Wenn wir für uns aus unseren persönlichen Lebensgeschichten oder denen unserer Vorfahren eine allgemeine Lehre aus der Geschichte des 20. Jahrhunderts ziehen wollen, dann ja wohl nur die, dass Auschwitz oder andere Lager, aber auch der Gulag des Stalinismus - und das haben wir oft gesagt, ohne die beiden miteinander zu werten und zu vergleichen - nie wieder passieren dürfen.
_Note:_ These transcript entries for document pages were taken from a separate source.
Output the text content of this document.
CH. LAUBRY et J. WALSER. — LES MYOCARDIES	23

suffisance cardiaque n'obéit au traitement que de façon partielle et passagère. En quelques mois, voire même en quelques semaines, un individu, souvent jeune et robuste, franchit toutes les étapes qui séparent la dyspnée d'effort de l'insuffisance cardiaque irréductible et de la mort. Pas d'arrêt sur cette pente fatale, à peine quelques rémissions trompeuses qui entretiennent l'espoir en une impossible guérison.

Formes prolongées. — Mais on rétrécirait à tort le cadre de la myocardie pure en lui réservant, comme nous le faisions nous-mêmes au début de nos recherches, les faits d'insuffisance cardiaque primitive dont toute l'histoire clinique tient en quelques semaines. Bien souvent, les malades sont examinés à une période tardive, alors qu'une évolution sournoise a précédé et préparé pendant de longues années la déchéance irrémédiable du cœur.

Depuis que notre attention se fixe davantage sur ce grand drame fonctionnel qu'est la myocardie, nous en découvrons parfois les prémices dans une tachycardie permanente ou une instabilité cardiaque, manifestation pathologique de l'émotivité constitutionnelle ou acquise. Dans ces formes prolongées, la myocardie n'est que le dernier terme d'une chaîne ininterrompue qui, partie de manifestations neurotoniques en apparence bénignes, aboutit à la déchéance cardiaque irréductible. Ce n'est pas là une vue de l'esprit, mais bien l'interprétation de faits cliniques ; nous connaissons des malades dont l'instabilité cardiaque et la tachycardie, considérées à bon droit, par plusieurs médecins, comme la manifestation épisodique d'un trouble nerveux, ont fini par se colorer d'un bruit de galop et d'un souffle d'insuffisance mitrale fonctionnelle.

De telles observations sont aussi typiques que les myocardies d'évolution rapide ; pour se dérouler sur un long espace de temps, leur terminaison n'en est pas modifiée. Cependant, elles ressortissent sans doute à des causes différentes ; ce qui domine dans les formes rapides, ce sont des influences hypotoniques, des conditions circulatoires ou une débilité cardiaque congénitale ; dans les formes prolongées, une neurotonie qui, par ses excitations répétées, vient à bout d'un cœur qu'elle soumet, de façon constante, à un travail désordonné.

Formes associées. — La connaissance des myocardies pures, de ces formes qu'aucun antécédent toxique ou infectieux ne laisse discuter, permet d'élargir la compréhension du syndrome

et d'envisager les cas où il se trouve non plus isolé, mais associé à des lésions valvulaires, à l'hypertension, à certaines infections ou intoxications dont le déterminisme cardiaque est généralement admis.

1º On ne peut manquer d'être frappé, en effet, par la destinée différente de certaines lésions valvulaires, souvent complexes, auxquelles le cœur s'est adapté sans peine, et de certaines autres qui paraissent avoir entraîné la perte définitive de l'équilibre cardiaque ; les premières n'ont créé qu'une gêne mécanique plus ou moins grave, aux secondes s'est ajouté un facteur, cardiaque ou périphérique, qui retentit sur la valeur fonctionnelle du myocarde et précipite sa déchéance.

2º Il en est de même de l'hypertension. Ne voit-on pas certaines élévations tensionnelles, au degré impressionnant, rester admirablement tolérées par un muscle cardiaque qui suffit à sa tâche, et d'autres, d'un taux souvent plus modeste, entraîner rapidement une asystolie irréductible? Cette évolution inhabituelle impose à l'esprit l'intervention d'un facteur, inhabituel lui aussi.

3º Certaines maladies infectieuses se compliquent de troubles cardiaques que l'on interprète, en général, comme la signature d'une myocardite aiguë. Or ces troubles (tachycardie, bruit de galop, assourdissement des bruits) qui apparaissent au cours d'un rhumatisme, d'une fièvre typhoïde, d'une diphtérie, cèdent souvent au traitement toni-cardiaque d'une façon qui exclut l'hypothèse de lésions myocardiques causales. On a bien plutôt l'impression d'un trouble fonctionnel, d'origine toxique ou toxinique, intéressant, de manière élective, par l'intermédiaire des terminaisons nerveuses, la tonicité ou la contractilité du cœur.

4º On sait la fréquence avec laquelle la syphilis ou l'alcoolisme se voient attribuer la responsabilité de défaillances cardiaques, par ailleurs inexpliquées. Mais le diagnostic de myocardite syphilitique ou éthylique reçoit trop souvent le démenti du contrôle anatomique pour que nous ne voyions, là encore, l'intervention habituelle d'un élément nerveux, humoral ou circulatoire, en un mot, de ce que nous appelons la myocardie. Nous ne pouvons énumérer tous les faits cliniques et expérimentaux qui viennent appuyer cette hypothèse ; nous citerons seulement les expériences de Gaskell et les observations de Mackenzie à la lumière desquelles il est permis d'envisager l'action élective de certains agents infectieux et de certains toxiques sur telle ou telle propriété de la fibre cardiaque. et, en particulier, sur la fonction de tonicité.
Und sie lassen in uns Entscheidungen wachsen; in mir die, zwei Dinge zu werden: Soldat und Politiker, beides eines demokratischen Rechtsstaates, und in mir die innere Werthaltung, für beides immer einzutreten, wohin mich auch die Geschichte in welcher Verantwortung gerade stellt. Ich bringe das mit meinen inneren Werthaltungen, aber auch äußerlich zum Ausdruck, auch wenn das den einen oder anderen manchmal stört. Aber ich bin aus dieser Grundhaltung heraus der Ansicht, dass man gegebenenfalls um der Freiheit und der Menschenrechte willen auch bereit sein muss, demokratisch legitimierte Gewalt anzuwenden, um die universell geltenden Menschenrechte zu verteidigen.

 

Dennoch ist diese Lehre im 20. Jahrhundert nicht aufgegangen: Srebrenica hat stattgefunden, Ruanda hat stattgefunden, Darfur findet statt. Daher weigere ich mich auch, mich als Angehöriger dieses Landtages in die Geiselhaft eines Bundesrates nehmen zu lassen und als einzige Konsequenz, so wie das angedacht wird, die Auflösung dieses demokratischen Gremiums zu sehen, um einer Einzelperson darauf eine Antwort zu geben. Der Vergleich mit dem Jahre 1933 drängt sich rasch auf, auch wenn er falsch ist. Die richtige Antwort geben wir heute mit dem Antrag, den wir vorbehaltlos unterstützen. Und ich glaube, alle fünf Fraktionen tun das einzig Richtige. (Beifall beim BZW.)

 

Präsidentin Erika Stubenvoll: Als Nächster zum Wort gemeldet ist Herr StR Ellensohn.

 

StR David Ellensohn: Frau Präsidentin! Sehr geehrte Damen und Herren!

 

Wahrscheinlich wird jetzt in diesem Haus erwartet, dass wir hier, quasi fast schon wie in einer Feierstunde, alle einer Meinung sind, nämlich - und das ist immerhin schon ein Vorteil, dass wir alle einer Meinung sind - dass wir in dieser Republik in keinem Parlament, in keinem Landtag, in keinem Bundesrat jemanden von der Gesinnung eines Gudenus brauchen.

 

Aber ich muss ganz ehrlich sagen, es macht mir beim Zuhören Schwierigkeiten, weil hier der Eindruck entsteht, jetzt sitzen wir alle da, es sind fünf Fraktionen, und wir alle sind uns einig, dass Gudenus das nicht hätte sagen dürfen und dass er auf sein Mandat verzichten muss. Dann stimmen wir einen gemeinsamen Antrag ab und haben damit mehr oder weniger einen Konsens hergestellt in Bezug auf die Bewertung des Holocaust, der Nachkriegsaufarbeitung und so weiter.

 

Nur: Das stimmt schlicht nicht! Deswegen ist das zwar jetzt eine kleine Störung, aber für mich persönlich ist es notwendig. Es gibt heute keinen Konsens in der Bewertung des Holocaust, und es gibt ganz, ganz sicher keinen Konsens in Bezug auf Tendenzen, wie man das alles heute bewertet, wie man heute mit Rassismus und Faschismus umgeht! Diesen Konsens gibt es nicht in der Republik bei allen Einwohnern, Einwohnerinnen, allen PolitikerInnen, das stimmt einfach nicht. Das können wir uns auch nicht mit einem Antrag herbeireden.